Un asura tentera d’entrer en communication avec une Conscience, de mêmes complexions vibratoires que la sienne, par les moyens sensoriels, émotionnels et intellectuels, ainsi que par le biais de sollicitations extérieures (sous forme de tentations dont le magnétisme puissant est révélé dans la Genèse du Sepher de Moïse comme étant l'attracteur cupide), ou par le moyen de sollicitations intérieures de basse intensité vibratoire comme la colère, la vengeance, la convoitise, la jalousie, la peur. Il peut aussi agir, sur le plan spirituel, par l'intermédiaire de ces tonalités vibratoires qui caractérisent le mysticisme, l'idolâtrie, le fétichisme, le fanatisme, la sorcellerie et autres pratiques hallucinatoires plus ou moins cupides, égocentriques ou maléfiques dans l'intention. 

Un deva n'effectuera de communications qu'avec une Conscience parfaitement libre, spirituellement subtile, vertueuse et ne faisant appel qu'aux Connaissances acquises que par le biais de sollicitations intérieures, et seulement perceptibles par la Faculté intuitive spirituelle la plus développée, celle qui utilise l'Énergie Vitale de la Foi venant alimenter sa Raison. Après, il appartient à la Conscience d'utiliser au mieux de ses capacités et compétences et surtout de sa Faculté de discernement, car c'est elle qui lui permettra de distinguer l’intellectuel du spirituel, ce qui vient de l’extérieur de ce qui vient de l’intérieur, ce qui vient du temporel (le bas) de l’intemporel (le haut), et ce qui est de l’ordre de l’épais, de ce qui est de l’ordre du volatil. 

Compte tenu de l'extrême sophistication du processus, tu comprendras aisément que ce mode de communication n'est possible que lorsque le Penseur est parvenu à se distinguer des pensées qu'il utilise dans l'accomplissement de son dessein de forme, avec la plus extrême rigueur, et après la redoutable ascèse d'une longue pratique de mise à l'épreuve, afin d'en vérifier la justesse, la pertinence et l'innocuité.
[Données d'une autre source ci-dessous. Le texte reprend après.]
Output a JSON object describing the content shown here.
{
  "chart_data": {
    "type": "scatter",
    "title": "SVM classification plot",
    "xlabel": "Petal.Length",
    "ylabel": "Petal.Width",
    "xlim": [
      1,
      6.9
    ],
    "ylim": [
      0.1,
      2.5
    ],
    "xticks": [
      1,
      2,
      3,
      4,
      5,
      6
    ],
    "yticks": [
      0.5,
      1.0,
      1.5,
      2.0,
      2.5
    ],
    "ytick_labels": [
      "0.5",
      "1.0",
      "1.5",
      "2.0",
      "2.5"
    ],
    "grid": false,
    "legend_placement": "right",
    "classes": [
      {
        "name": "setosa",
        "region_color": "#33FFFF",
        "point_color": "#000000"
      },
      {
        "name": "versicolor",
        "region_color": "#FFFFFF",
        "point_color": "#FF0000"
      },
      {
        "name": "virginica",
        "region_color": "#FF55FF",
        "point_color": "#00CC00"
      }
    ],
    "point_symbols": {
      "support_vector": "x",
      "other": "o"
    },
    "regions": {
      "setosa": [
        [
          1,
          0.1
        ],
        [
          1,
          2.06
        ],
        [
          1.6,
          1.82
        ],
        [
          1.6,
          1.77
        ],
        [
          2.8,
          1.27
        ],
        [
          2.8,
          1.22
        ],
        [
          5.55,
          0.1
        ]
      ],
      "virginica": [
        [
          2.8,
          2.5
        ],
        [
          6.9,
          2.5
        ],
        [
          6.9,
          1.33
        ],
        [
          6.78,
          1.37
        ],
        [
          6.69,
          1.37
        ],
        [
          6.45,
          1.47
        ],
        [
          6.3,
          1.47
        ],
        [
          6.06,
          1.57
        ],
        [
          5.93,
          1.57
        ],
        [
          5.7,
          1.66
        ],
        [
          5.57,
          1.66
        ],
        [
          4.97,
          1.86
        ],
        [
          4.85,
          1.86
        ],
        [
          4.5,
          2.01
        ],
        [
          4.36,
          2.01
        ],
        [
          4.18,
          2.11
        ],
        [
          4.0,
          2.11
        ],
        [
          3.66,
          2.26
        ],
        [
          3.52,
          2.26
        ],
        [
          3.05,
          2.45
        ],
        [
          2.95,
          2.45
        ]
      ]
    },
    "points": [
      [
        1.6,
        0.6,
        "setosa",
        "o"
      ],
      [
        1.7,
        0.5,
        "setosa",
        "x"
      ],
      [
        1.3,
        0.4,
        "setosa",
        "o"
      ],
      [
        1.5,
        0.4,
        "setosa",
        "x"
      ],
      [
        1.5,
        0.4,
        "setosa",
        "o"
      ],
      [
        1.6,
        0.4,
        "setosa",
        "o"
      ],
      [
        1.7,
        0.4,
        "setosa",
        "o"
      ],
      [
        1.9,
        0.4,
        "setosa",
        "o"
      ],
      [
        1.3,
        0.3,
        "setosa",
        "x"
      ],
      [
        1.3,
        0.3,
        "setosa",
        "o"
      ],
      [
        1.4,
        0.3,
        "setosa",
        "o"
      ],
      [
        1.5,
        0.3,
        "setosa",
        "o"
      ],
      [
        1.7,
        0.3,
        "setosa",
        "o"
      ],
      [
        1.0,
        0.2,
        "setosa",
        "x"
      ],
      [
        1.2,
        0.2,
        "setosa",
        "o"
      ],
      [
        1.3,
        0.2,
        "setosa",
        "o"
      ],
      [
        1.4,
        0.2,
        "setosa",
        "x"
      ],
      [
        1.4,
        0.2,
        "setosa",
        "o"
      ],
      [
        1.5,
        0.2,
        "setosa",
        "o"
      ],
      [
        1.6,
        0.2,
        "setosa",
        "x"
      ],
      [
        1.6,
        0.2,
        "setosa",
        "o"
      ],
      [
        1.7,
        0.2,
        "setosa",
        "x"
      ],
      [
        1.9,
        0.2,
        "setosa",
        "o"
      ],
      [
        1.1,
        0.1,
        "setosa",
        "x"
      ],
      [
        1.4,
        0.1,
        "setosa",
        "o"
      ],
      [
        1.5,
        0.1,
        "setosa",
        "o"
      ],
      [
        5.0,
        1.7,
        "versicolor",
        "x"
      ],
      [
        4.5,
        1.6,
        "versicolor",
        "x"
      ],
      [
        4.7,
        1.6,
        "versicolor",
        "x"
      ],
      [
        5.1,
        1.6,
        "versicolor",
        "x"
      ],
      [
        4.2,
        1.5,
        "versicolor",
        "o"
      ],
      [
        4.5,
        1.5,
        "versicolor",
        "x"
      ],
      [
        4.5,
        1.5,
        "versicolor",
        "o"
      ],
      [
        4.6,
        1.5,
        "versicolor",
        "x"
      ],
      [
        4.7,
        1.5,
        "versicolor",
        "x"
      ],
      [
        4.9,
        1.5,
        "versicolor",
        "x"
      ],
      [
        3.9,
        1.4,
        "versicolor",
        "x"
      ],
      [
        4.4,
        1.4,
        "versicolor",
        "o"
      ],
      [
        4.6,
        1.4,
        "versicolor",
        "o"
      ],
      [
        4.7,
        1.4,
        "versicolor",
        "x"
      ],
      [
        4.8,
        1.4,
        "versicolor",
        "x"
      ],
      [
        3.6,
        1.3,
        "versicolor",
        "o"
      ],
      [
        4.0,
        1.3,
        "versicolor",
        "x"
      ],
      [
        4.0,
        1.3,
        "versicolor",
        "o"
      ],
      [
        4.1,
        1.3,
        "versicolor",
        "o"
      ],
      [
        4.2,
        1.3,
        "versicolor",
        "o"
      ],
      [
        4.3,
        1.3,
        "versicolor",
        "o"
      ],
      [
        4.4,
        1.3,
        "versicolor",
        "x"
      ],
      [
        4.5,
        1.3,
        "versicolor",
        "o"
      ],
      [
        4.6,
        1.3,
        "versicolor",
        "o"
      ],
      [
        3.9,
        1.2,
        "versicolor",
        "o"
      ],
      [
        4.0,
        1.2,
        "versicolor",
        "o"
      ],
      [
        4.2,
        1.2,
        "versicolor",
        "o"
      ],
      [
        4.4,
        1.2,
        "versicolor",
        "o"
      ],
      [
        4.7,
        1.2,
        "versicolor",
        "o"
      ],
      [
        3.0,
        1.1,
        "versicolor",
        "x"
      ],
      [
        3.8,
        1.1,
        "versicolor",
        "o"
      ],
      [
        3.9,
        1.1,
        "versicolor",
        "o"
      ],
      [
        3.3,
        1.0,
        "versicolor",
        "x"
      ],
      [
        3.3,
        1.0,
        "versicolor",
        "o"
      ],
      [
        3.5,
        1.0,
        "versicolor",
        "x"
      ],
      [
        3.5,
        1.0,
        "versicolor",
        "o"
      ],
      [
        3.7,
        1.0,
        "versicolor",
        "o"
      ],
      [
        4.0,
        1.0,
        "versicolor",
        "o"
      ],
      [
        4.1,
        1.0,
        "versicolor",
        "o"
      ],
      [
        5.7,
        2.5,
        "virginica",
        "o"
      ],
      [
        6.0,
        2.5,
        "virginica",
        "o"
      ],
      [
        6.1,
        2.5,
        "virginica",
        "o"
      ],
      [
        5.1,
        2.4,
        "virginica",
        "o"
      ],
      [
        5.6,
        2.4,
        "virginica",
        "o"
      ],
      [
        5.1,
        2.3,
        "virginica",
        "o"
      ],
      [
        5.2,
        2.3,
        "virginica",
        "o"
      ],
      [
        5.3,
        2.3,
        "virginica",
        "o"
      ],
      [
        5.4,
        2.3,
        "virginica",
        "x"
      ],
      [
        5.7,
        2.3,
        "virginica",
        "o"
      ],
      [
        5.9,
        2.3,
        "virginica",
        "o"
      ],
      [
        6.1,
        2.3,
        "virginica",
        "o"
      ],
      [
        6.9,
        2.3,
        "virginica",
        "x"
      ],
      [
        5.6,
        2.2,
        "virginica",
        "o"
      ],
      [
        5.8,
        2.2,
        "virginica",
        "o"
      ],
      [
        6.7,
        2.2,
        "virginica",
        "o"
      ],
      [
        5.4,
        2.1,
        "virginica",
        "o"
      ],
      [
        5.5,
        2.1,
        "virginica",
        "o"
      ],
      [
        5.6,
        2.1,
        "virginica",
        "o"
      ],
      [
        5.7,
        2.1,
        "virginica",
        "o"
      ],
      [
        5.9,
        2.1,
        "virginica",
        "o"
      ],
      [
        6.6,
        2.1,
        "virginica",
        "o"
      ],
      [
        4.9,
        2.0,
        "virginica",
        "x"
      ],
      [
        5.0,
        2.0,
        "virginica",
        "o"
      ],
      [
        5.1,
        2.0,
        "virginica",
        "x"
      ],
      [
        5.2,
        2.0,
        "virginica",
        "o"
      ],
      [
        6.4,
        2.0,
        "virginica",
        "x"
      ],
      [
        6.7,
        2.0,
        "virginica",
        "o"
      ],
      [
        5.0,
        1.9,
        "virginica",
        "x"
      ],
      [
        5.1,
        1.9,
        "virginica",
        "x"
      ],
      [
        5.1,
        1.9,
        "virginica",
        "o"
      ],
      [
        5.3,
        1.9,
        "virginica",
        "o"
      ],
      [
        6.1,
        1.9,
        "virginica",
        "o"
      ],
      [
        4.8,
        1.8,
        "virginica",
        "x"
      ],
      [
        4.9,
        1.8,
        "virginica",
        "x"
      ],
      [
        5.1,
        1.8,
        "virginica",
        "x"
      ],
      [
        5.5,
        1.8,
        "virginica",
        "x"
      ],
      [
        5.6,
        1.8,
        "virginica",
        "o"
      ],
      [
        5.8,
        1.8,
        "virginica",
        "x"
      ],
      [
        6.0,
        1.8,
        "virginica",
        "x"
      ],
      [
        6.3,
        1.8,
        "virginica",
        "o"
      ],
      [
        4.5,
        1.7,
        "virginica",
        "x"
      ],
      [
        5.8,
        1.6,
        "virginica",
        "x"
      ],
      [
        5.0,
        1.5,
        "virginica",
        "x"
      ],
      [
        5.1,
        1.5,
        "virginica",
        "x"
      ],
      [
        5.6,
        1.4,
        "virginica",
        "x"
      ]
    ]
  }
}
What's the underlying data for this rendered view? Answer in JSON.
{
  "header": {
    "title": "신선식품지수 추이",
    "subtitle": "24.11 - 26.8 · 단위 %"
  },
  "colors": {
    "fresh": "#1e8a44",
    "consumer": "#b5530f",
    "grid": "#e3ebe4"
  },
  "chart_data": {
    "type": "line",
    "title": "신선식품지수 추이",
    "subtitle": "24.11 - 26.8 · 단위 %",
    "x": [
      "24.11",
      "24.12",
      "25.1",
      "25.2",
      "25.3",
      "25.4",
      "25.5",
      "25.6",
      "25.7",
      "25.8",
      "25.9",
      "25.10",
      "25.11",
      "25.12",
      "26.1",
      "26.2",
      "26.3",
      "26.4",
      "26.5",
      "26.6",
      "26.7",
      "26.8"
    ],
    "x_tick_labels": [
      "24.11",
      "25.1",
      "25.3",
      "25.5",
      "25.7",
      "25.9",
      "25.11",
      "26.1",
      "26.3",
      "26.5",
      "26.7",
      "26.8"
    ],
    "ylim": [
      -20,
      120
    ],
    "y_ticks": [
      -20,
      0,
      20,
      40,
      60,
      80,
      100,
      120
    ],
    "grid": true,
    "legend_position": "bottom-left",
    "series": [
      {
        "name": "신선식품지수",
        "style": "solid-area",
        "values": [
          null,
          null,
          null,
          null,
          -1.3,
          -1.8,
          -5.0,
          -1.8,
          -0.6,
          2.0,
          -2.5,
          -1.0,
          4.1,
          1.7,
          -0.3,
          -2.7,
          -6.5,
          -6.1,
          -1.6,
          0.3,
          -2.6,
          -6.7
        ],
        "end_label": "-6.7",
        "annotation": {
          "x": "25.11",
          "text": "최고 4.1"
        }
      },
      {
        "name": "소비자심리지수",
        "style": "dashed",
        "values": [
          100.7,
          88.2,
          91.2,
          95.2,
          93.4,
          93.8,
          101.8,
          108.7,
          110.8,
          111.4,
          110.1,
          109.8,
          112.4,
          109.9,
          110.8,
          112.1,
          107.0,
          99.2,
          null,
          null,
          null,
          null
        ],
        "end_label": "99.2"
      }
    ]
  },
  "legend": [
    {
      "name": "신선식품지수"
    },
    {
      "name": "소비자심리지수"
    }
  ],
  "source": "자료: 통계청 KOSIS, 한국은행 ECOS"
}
La noble pensée de l'esprit de Bien, ne se manifeste que par l'intermédiaire d'une Conscience fermement décidée à activer sa propre Volonté de Bien, en toute connaissance de cause. 

Sur un niveau d'intensité encore plus élevé, une Conscience s'efforcera de n'utiliser que des pensées justes en vertus entièrement conformes au Dharma, se traduisant dans son action par le service désintéressé au profit de l'utilité commune. 

Si tu as reçu et correctement assimilé les indications que je m'efforce de te communiquer dans ce dialogue, tu ne peux pas manquer d'arriver à la conclusion que la source de toutes choses est dans l'océan des pensées. Il découle de ce constat qu'une Conscience qui ne parviendrait pas à la parfaite maîtrise de chacune des pensées qu'elle sélectionne de recevoir et d'assimiler serait dans l'incapacité d'exercer son libre arbitre, et son pouvoir de libération par sa Volonté de co-création. 

Voilà ce qui est caché au commun des mortels constituant la cohorte des nombreuses normalités ambiantes se manifestant dans les différents endroits de la planète et tout au long des cycles de réincarnations. Tant que les asura te contrôlent par les pensées qu'ils t'imposent, par l'intermédiaire de cette dérisoire normalité ambiante, tu ne seras pas autre chose qu'une marionnette d'apparence mortelle asservie à leurs volontés par les invisibles ficelles du pouvoir de leurs pensées. Ce n'est que lorsque tu seras redevenu capable d'être constamment à l'écoute du deva te servant de guide occulte, que tu pourras progressivement reconquérir ton libre arbitre et retrouver ta propre nature dévique. Le seul moyen te permettant d'y parvenir résidera dans la plus subtile osmose entre les pensées (Connaissances) que tu auras accumulées, et les vertus acquises que tu devras assembler volontairement dans un savant et délicat dosage pour parvenir à en effectuer la transmutation en sagesse.

Pour concrétiser ce processus, les chrétiens utilisent l’image de l’ange et du démon qui sont sur chacune des épaules de chaque individu en incarnation.